Les gens ne savaient pas qu’à l’époque, Moulay éprouvait des difficultés à marcher. Lors des premières années, ses allers et retours dans tant d’endroits différents s’accompagnaient de douleurs physiques. Fait un peu plus connu, sa femme (apparemment depuis le début de leur mariage) était très malade et souffrait elle aussi. Elle agit, dans toute la mesure du possible, avec un courage extraordinaire, mais cette situation particulière ajoutait sans conteste une charge sur les épaules de Moulay, en raison notamment du temps qu’il devait lui consacrer et de la patience dont il faisait preuve. La première attaque cérébrale qui l’accabla compte parmi les cas les plus graves. Je me suis laissé dire que dans le monde entier il était la troisième personne à avoir survécu à un tel degré d’attaque cérébrale.
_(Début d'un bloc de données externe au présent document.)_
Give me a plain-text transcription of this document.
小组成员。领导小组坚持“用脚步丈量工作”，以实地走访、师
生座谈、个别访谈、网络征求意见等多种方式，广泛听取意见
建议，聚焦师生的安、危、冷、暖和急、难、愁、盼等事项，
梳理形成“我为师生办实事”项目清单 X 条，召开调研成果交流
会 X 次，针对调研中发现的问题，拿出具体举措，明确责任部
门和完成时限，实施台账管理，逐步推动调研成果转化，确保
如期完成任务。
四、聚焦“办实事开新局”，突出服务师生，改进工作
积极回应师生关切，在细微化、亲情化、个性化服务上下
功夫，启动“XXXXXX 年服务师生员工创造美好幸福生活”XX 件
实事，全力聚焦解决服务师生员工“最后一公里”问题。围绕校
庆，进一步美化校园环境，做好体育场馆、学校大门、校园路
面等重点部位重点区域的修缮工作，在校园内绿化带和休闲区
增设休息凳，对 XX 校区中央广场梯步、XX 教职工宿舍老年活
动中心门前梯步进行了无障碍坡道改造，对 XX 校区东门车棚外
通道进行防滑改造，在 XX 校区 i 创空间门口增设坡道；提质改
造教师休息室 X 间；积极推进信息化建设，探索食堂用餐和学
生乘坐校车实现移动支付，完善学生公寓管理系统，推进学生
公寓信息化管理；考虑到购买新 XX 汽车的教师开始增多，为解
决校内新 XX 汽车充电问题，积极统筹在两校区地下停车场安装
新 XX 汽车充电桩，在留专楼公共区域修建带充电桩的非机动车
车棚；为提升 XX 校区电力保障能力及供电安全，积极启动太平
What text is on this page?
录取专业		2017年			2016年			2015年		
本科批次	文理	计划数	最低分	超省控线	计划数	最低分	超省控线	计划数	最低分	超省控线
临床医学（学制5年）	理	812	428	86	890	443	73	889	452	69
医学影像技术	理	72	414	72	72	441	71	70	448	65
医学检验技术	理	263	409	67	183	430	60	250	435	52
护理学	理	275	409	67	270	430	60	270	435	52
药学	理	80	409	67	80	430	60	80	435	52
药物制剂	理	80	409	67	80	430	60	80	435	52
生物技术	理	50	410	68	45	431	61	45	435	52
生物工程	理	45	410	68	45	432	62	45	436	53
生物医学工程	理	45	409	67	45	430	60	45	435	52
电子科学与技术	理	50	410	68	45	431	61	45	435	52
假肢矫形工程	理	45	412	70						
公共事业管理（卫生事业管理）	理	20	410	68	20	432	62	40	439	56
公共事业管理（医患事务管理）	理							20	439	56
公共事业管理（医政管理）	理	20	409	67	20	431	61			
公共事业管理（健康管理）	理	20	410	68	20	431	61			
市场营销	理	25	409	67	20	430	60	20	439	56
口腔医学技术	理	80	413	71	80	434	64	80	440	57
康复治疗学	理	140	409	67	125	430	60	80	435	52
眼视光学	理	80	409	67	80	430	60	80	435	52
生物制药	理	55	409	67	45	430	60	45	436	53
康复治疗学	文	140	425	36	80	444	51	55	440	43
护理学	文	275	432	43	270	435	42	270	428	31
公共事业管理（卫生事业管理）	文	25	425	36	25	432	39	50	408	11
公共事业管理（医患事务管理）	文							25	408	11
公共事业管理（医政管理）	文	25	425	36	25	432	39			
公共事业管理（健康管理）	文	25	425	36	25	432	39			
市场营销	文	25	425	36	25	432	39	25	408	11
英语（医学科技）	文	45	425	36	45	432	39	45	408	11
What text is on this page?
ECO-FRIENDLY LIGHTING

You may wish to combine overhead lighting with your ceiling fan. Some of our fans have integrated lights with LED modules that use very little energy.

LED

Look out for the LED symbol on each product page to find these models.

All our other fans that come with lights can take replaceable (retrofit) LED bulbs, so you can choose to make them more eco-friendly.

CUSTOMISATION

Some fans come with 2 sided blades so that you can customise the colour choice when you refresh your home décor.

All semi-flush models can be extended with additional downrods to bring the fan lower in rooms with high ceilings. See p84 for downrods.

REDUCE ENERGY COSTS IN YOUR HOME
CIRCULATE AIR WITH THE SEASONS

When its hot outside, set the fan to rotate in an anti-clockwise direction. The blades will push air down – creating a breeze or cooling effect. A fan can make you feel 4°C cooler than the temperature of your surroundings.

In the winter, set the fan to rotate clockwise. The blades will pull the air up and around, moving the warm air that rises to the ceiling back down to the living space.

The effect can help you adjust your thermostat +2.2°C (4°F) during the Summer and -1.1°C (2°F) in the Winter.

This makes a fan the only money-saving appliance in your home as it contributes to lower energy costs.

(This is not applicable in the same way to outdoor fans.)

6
Je reste persuadé que les milliers de gens ayant prié pour sa guérison ont, par là-même, réussi à modifier le mauvais décret. Les efforts extraordinaires déployés par Moulay et l’énorme travail qu’il dut accomplir sur son propre corps afin de retrouver la parole et de recouvrer ses capacités antérieures constituent en soi une histoire extraordinaire : celle d’une personnalité hors du commun surmontant tous les obstacles physiques qui se dressaient sur son chemin pour finalement les maîtriser. En dépit de cette lutte permanente, les activités de la Jeunesse Loubavitch ne s’interrompirent à aucun moment, y compris celles de Moulay. Il y avait toujours quelque chose à faire, à poursuivre et l' »entreprise » continuait de grandir.

Et maintenant ?

De toute évidence, Moulay était l’esprit qui insufflait la vie au mouvement ‘Habad en France. De manière directe ou non, son action se faisait partout ressentir. Personne n’a pris en ligne de compte que sa vie serait interrompue à un âge relativement aussi précoce. Qu’il nous soit permis d’espérer : puisse ce même esprit qui sut agir envers et contre toutes les barrières et limitations imaginables, continuer d’animer et de stimuler dans l’action tous ceux, nombreux, que Moulay laisse derrière lui.

Traduit et adapté de l’hébreu par Michel Allouche, Jérusalem

[1] Nom donné aux élèves de la yéchiva fondée par le cinquième Rabbi de Loubavitch (le Rabbi Rachab) les plus éminents.
[2] N.d.t.: Dans l’original, en hébreu : « aloufénou méssoubalim », par allusion au verset 14 du Psaume 144, officiellement traduit : « des bêtes de somme lourdement chargées », mais qui, d’après le Talmud Brakhot 17ase réfère en vérité aux souffrances d’hommes, grands en Torah et emplis de mitsvot.